I'm one of the few reporters I know who actually likes product demos (or admits it, anyway), and I thought each of these apps were pretty cool in their own way. But I'm not in the minority when it comes to speculating on exactly what Google, a search company that makes money on advertising, has been up to with App Engine. None of us speculators has come closer to the mark in my opinion than Gartner analyst Yefim Natis. I talked with him almost exactly a year ago about the App Engine and how Google is using it.

"Google is an ambitious vendor," he told me. "They have Android, which is going to compete with Windows sooner or later, and they know that the operating system is only the bottom of the stack. They want to be able eventually to compete with the whole stack for the mass market customers…. I don't think they're aiming at large enterprises. They are aiming at small and medium businesses, at least in the beginning.

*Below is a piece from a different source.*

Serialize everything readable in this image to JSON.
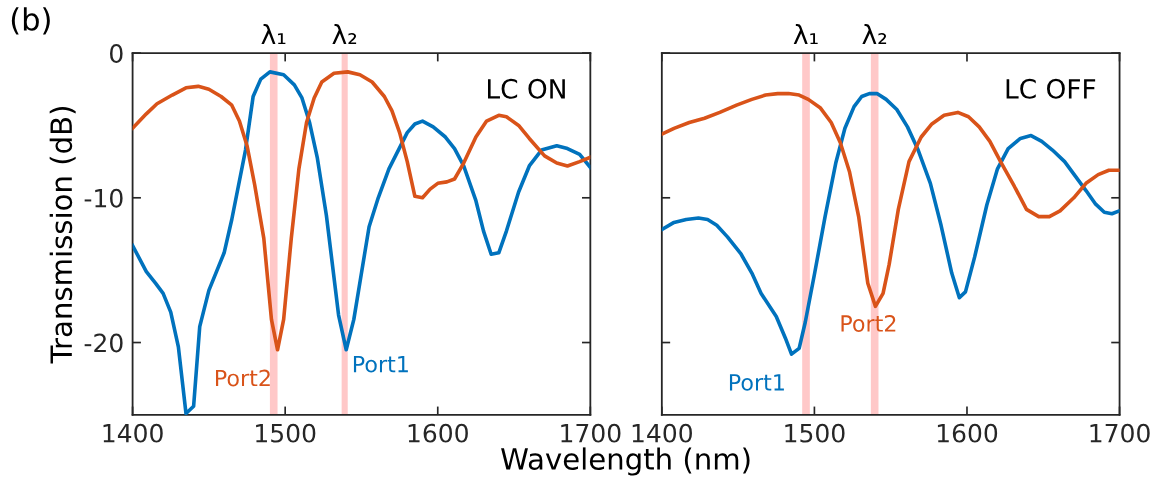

I don't think they are investing in the kinds of things high-end enterprises care about…. But they understand that they need to get into the layers above the operating system, and just offering applications is not enough for their ambitions. In order to be a complete solution provider, they have to do more. So, to have an application platform as a service is actually critical."

He added: "The platform is where the commitments are made, and Google knows this. They are building not for on-premises. That's not their world. They are building it for the cloud. But they have a lot to learn. Being an enterprise player takes a lot of time to learn."

But Kevin Gibbs, the originator of the App Engine project, technical lead, and all around vision guy, sees a different motive behind Google's efforts to build a developer ecosystem: "Our goal is to help developers to make the Web better," Gibbs told us. "I'm excited to hear about a developer who uses any tool we offer. App Engine is a great product, but it can't do everything yet. I don't know if it ever will. But if any part of what Google is doing is helping the developers, then we're winning, we're moving the Web forward, we're making the experience of the Internet better."